Antonio Jiménez se presentó a las elecciones como Independiente, pero apoyado por el PCE. El matiza, con palabra ajena: «En el pueblo dicen que el que apoyó al PCE fui yo». Al hablar del turismo, lo pragmático asoma: «Aquí son bien acogidos los turistas. Naturalmente, siempre que se gasten algo». Le señalamos con el dedo la sede, muy boyante, de Fuerza Nueva, próxima del ayuntamiento: «Para mí son cuatro posesos y cuatro niñatos». Por lo menos, no están en la alcaldía, donde conviven un independiente,, cuatro comunistas, dos socialistas, tres miembros del PSA y siete de UCD.

La mencionada Francisca Gálvez opina acerca del nuevo alcalde: «Con éste sí se nota el cambio, porque el otro sólo barría para ellos. Lo que le pasa a este hombre es que está malo y no tiene espíritu. Para que esto ande bien tiene que venir un forastero que no conozca a nadie, que no tenga compromisos, y que diga: "Aquí estoy yo". Este hombre es demasiado bueno. Eso es lo que le pasa».

El aludido hace el balance provisional de su gestión al frente del ayuntamiento: «Uno va solucionando lo que puede. Tampoco hay que exagerar los problemas. Yo, a juzgar por mí mismo, pienso que en este puesto se engorda mucho».

Pasa en este momento Luis Solana, diputado del PSOE por Segovia.

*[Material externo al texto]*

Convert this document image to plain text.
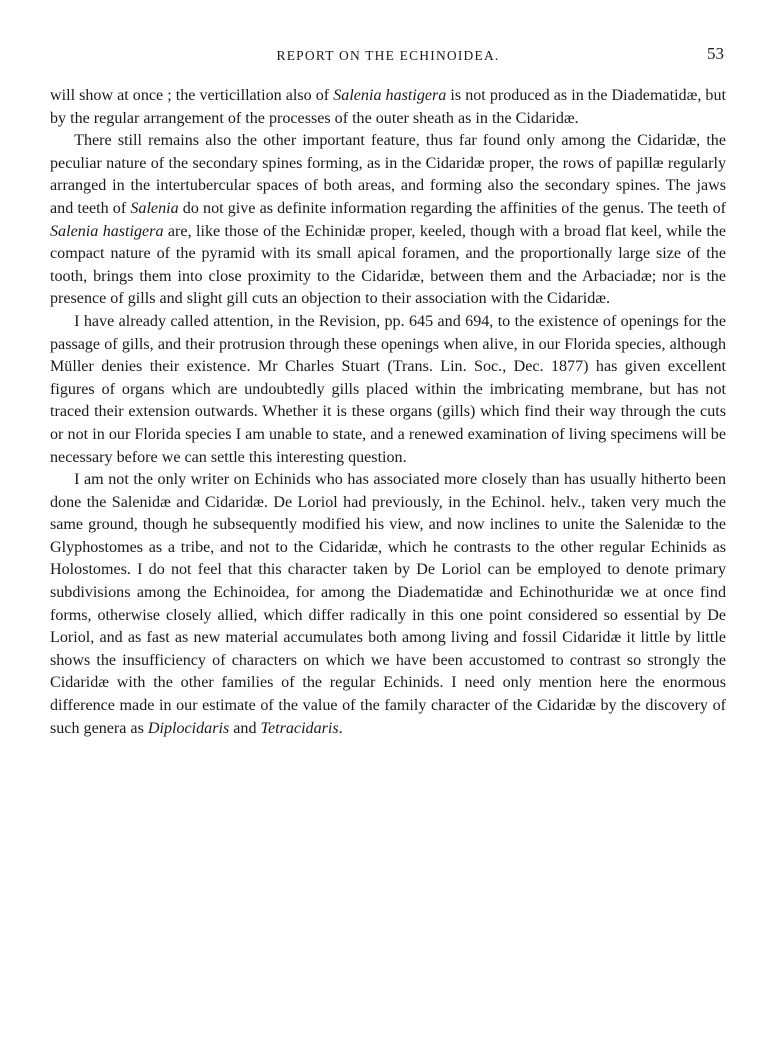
REPORT ON THE ECHINOIDEA.	53

will show at once ; the verticillation also of Salenia hastigera is not produced as in the Diadematidæ, but by the regular arrangement of the processes of the outer sheath as in the Cidaridæ.

There still remains also the other important feature, thus far found only among the Cidaridæ, the peculiar nature of the secondary spines forming, as in the Cidaridæ proper, the rows of papillæ regularly arranged in the intertubercular spaces of both areas, and forming also the secondary spines. The jaws and teeth of Salenia do not give as definite information regarding the affinities of the genus. The teeth of Salenia hastigera are, like those of the Echinidæ proper, keeled, though with a broad flat keel, while the compact nature of the pyramid with its small apical foramen, and the proportionally large size of the tooth, brings them into close proximity to the Cidaridæ, between them and the Arbaciadæ; nor is the presence of gills and slight gill cuts an objection to their association with the Cidaridæ.

I have already called attention, in the Revision, pp. 645 and 694, to the existence of openings for the passage of gills, and their protrusion through these openings when alive, in our Florida species, although Müller denies their existence. Mr Charles Stuart (Trans. Lin. Soc., Dec. 1877) has given excellent figures of organs which are undoubtedly gills placed within the imbricating membrane, but has not traced their extension outwards. Whether it is these organs (gills) which find their way through the cuts or not in our Florida species I am unable to state, and a renewed examination of living specimens will be necessary before we can settle this interesting question.

I am not the only writer on Echinids who has associated more closely than has usually hitherto been done the Salenidæ and Cidaridæ. De Loriol had previously, in the Echinol. helv., taken very much the same ground, though he subsequently modified his view, and now inclines to unite the Salenidæ to the Glyphostomes as a tribe, and not to the Cidaridæ, which he contrasts to the other regular Echinids as Holostomes. I do not feel that this character taken by De Loriol can be employed to denote primary subdivisions among the Echinoidea, for among the Diadematidæ and Echinothuridæ we at once find forms, otherwise closely allied, which differ radically in this one point considered so essential by De Loriol, and as fast as new material accumulates both among living and fossil Cidaridæ it little by little shows the insufficiency of characters on which we have been accustomed to contrast so strongly the Cidaridæ with the other families of the regular Echinids. I need only mention here the enormous difference made in our estimate of the value of the family character of the Cidaridæ by the discovery of such genera as Diplocidaris and Tetracidaris.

Está feliz de haber tenido suerte y conseguir una buena casa ,de veraneo por 12.000 pesetas. Evoca la desaparición de Garrigues: «No sé por qué lloran los de UCD. Jamás entendieron lo que escribía. Ellos sólo leen El Papus».

La respuesta no quiso regalarnos. Nada dijo. Marchóse. Y, como añadiría. el fabulista Iriarte, en una sola pausa asegurados, dejó en paz. por entonces al enjambre, a los pájaros pintos y al árbol.